Prof. Dr. Rolf-Dieter Müller Foto: cm

Vom 13. bis 15. Februar 1945 wurde Dresden von der schlimmsten Katastrophe in der Stadtgeschichte heimgesucht. Bis heute sind in der Literatur äußerst gegensätzliche Opferzahlen bei der Auseinandersetzung mit den Luftkriegsereignissen  zu finden. Aus diesem Grund berief der Dresdner Oberbürgermeister 2004 eine Historikerkommission ein, die eine genaue Opferzahl ermitteln sollte. Auf einer Pressekonferenz und einer Podiumsdiskussion des Historikertages wurde nun ein Zwischenbericht abgeliefert.

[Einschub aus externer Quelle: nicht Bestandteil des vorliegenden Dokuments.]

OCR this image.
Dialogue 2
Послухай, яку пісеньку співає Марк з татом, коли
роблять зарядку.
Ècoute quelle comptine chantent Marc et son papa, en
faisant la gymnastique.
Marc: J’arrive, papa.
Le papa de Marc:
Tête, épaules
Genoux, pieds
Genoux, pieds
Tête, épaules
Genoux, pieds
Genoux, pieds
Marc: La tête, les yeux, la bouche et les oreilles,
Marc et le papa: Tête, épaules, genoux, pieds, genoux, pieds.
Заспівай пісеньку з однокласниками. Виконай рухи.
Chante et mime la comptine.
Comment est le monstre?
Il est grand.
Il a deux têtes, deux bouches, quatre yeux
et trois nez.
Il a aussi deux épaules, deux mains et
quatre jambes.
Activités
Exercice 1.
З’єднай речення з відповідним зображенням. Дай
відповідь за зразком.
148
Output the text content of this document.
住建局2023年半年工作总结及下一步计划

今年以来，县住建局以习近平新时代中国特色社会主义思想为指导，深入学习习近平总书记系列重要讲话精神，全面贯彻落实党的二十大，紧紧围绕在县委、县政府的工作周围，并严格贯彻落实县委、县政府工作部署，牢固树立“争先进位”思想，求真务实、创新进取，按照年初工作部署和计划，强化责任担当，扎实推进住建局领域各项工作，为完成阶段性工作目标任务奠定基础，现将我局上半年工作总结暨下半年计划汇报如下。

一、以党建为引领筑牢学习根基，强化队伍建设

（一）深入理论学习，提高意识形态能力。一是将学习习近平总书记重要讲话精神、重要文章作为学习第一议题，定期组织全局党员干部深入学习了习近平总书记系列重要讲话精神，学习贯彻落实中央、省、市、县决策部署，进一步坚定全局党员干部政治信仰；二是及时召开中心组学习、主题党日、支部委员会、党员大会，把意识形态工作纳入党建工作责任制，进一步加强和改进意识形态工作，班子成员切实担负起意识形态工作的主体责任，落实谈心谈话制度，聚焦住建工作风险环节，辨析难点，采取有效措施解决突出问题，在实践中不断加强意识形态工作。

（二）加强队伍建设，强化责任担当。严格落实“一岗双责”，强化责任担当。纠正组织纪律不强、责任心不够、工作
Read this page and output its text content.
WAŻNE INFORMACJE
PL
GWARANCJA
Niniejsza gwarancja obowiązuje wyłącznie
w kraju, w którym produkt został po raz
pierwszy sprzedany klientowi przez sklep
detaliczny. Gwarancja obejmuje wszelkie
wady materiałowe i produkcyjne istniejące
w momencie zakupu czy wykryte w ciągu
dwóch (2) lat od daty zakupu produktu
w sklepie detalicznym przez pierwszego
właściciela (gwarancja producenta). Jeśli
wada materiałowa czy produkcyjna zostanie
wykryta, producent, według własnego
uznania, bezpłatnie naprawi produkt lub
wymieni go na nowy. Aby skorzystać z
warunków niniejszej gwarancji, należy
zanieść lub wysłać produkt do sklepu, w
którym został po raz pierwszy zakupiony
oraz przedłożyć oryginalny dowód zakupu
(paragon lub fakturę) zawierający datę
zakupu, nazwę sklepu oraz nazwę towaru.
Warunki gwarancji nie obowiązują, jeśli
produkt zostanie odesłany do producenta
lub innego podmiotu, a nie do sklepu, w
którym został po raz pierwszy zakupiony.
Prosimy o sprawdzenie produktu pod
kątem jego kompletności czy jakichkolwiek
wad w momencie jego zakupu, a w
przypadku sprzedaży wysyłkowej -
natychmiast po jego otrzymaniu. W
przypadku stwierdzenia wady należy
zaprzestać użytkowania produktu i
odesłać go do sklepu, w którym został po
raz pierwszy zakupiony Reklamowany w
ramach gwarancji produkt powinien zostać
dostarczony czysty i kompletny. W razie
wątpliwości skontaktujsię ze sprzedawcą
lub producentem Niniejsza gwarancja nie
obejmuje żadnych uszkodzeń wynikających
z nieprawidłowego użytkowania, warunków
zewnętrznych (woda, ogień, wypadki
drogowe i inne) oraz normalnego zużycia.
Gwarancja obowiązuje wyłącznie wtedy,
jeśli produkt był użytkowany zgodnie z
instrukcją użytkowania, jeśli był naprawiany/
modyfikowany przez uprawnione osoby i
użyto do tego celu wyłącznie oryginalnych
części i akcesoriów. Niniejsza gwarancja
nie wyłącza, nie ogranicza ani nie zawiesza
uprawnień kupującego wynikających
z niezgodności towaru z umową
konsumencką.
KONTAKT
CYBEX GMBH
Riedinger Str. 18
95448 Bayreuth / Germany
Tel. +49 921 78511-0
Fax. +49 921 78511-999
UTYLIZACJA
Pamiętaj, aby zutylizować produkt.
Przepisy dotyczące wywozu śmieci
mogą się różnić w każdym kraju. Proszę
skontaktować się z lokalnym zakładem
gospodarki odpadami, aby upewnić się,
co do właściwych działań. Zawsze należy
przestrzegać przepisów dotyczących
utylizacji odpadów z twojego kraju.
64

Nach akribischen Rechnungen entkräftete die Historikerkommission die Schwankungen der Zahlen zwischen 20.000 und 500.000 getöteten Menschen in den Bombennächten: Von 18.000 Menschen, die während der Luftangriffe ihr Leben verloren, sind die persönlichen Daten mittlerweile bekannt. Die Forscher gehen jedoch davon aus, dass sich die Zahl bis zum endgültigen Abschluss der Arbeiten im nächsten Jahr auf maximal 25.000 Menschen erhöhen wird.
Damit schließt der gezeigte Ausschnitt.